The combination maximum tolerated doses for UFT and JM-216 will be determined by the dose escalation schema outlined in Table 1. At all dose levels, 90 mg/day leucovorin (30 mg tid × 14 days) will be administered with UFT. Frequent objective assessments for gastrointestinal and hematologic toxicities will be undertaken throughout the study period.

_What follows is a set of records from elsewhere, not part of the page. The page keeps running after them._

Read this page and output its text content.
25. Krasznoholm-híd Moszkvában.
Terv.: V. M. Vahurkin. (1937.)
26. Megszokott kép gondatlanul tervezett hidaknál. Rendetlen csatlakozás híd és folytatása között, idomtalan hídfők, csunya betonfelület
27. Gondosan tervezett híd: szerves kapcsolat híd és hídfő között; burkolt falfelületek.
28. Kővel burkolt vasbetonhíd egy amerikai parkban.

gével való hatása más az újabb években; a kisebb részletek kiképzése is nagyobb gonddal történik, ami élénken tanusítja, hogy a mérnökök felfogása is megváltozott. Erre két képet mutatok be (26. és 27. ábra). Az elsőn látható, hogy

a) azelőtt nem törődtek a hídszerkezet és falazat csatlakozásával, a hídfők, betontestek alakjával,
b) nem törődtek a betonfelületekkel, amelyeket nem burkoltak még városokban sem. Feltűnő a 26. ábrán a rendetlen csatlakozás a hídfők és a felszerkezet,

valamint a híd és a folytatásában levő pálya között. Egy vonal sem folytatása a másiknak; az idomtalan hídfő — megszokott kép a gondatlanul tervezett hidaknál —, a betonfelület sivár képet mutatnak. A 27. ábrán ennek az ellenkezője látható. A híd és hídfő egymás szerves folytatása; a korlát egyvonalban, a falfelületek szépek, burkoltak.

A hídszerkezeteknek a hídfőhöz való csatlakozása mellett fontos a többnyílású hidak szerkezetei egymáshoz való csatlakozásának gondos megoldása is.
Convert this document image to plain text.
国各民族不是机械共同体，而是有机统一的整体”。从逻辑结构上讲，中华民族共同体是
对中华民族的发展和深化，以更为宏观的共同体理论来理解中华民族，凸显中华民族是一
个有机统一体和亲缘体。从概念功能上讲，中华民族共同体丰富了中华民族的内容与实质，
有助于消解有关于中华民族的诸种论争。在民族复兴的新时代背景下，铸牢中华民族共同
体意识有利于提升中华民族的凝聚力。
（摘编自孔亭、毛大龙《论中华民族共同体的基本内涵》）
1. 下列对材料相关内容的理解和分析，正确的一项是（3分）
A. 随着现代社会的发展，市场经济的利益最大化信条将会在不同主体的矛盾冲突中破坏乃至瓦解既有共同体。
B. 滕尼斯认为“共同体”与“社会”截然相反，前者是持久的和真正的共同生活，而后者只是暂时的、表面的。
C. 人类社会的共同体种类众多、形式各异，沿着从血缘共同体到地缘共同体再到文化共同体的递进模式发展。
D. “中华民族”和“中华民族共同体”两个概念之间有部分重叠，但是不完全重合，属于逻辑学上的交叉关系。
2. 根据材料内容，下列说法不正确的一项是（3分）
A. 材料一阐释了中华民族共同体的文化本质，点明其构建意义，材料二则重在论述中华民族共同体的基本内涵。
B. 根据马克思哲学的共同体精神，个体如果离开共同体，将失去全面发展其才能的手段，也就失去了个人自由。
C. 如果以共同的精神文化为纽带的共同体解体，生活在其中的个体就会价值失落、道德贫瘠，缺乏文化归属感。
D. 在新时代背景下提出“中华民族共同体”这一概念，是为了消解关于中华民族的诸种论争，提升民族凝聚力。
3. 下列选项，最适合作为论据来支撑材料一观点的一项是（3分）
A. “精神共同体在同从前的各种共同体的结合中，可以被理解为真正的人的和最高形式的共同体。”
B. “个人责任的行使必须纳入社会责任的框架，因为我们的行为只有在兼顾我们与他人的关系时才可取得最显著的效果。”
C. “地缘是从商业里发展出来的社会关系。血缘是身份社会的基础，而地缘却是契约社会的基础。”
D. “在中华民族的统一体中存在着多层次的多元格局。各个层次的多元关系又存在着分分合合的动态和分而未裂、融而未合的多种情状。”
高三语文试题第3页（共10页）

Both platinum and 5-FU are widely used to treat gastric and head and neck carcinomas. Patient convenience and continuous-exposure pharmacokinetics represent potential advantages of an all-oral regimen for these carcinomas. Preliminary single-agent JM-216 phase II data are encouraging for refractory prostate, ovarian, and cervical carcinomas. Potentiation of JM-216 cytotoxicity with combined UFT administration may therefore have phase II applications in these solid tumors. The radiosensitizing effects of continuous infusion 5-FU are established in head and neck, pancreatic, bladder, and anal carcinomas. A regimen of concomitant oral UFT/JM-216 and radiation may therefore deserve investigation in these clinical settings.